Measure Effective Meetings by Your Team's Progress
A detailed staff meeting agenda makes follow-through possible.
You know that ‘ah-ha’ moment you feel when a meeting is over? That moment where you want to fist pump the sky and yell, ‘we nailed it,’ while jumping and freezing in the air? It’s a euphoric feeling.
But it doesn’t mean your meeting was successful.
Meetings are only successful when there is actual, productive follow-through. If you cannot convert ideas into action, those meetings are a colossal waste of time. It’s as effective as eating bagels in the break room for the allotted time (and not as tasty).
At Hybryd, we know you don’t have time to waste. This is why your team needs a detailed staff meeting agenda that can help your team keep momentum. Our software makes it happen, but you can still facilitate follow-through by following these simple tips.

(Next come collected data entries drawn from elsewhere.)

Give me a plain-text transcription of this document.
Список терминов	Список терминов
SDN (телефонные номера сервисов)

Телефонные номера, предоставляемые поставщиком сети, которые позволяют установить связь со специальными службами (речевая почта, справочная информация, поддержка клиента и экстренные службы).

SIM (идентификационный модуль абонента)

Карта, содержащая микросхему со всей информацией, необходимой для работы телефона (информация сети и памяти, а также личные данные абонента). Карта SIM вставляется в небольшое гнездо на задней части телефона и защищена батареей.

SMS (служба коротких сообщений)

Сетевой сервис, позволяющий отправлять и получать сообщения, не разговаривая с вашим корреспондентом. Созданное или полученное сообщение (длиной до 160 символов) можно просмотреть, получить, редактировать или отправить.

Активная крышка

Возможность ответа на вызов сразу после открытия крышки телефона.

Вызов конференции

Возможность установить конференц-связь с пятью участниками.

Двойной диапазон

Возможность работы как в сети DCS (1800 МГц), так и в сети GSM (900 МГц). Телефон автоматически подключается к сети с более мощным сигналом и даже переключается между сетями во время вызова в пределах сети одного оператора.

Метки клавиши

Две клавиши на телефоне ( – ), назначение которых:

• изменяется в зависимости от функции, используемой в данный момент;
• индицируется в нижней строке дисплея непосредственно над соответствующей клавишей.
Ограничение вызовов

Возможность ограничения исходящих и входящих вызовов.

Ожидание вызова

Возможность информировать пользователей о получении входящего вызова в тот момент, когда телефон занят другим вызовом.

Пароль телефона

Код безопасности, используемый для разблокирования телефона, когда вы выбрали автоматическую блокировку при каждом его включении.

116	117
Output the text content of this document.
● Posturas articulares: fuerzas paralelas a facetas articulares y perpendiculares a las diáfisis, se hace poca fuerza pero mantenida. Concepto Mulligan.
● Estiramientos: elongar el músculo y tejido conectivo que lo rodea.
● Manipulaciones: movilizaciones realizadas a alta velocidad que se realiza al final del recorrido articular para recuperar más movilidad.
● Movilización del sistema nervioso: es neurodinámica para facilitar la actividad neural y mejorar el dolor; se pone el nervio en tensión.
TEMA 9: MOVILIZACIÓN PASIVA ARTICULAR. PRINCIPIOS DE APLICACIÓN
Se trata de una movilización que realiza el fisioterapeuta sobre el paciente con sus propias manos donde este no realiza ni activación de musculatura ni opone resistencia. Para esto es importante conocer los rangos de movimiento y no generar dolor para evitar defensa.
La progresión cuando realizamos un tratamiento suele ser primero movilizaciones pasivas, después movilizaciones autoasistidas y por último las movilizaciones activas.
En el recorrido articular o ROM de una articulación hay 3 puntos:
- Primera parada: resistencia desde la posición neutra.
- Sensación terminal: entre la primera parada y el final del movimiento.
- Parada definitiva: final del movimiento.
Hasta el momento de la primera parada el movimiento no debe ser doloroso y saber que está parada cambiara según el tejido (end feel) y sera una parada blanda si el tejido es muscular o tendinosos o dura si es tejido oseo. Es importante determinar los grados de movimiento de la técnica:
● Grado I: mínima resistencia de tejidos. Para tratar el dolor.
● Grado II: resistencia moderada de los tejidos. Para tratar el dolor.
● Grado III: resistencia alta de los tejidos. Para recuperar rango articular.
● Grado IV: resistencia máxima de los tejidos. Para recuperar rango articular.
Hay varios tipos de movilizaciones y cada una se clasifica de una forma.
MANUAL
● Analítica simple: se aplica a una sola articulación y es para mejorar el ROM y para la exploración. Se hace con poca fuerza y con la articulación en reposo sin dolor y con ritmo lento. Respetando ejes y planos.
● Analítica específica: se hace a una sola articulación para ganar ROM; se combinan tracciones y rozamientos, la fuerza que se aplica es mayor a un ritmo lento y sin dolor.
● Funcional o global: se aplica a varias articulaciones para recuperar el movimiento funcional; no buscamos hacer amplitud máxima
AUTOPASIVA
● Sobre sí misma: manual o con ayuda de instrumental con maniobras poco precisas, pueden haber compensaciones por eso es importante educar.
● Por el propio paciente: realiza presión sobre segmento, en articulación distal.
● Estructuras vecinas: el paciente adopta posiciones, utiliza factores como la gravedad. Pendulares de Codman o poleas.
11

A detailed staff meeting agenda = optimal follow-through
Good intentions alone won’t help you to piece together a functional staff meeting agenda. Be as clear and organized as possible. If the information is lacking or readers cannot easily reference the staff meeting agenda. Unclear directions mean they will throw it in a drawer of their work desk and forget about the document.
Do not think that it needs to be complicated, though. Ensure someone responsible documents what was discussed. These details must include accurate conversations. Be sure the person assigned to documenting the meetings is someone that can be trusted with the role.
Be timely about sharing the details. Give attendees a copy of the staff meeting the next business day at the very latest. If the meeting happens on a Friday, work diligently to ensure every attendee has a staff meeting agenda before the end of the workday. You don’t want attendees forgetting the details come Monday morning.
The necessary details
Writing the minutes of each meeting is only the first step to crafting a staff meeting agenda that delivers results. As you piece together the document, detail the answers to these questions:
Who/should have attended the meeting?
What was the purpose of the meeting?
What is the preferred outcome(s) from the meeting?
Are there barriers preventing the preferred outcome(s) from happening?
What action(s) must be taken before the next meeting?
When is the next meeting?
Do not choose an arbitrary meeting date. Choose a date that gives team members enough time to accomplish the ‘actionable’ detailed in the staff meeting agenda. Alternatively, a new meeting always follows the completion of 'ationable' items.
As you answer these questions you will find your own unique questions to ask yourself. Each time you or a team member create the newest staff meeting agenda remeber these questions. Keep a copy of each document and use it as a template for future meetings. It speeds up the process and reminds you of the questions worth answering inside the document.
Don’t sweep at-risk-non-deliverables under the rug
A staff meeting agenda makes following through after each meeting a reality. But it isn’t magic. Unfortunately, there are times when goals cannot be met.
A properly written staff meeting agenda does not guarantee that every talking point will be met with appropriate follow-through. Reseach shows it can help your team pivot when goals are not attainable. Communication is key here. At the first sign that an action is in jeopardy of becoming impossible, the individual(s) assigned to the task must alert the team.
When this happens, it is essential not to chastise the responsible party. For example, do not browbeat the party in an e-mail chain: chances are, they feel bad enough. Instead, exercise the skill you are fostering while creating the team’s staff meeting agenda. Put all the details and information about the situation together, then come up with the best solution for minimizing the fallout of the failure.
Using the information in the staff meeting agenda. ( Including the minutes of prior meetings. ) The team may even devise a solution that keeps the goal from failing in the first place. Everyone may find a better solution than what was initially found in the meeting, making the would-be failure a blessing in disguise of sorts. Everyone wins regardless.
See a trend here? When a team communicates effectively, productive, positive results follow. Even in the face of the most abysmal failures, teams can turn lackluster situations into fist-pumping, celebratory wins. When everyone is up-to-date and on the same proverbial page success follows.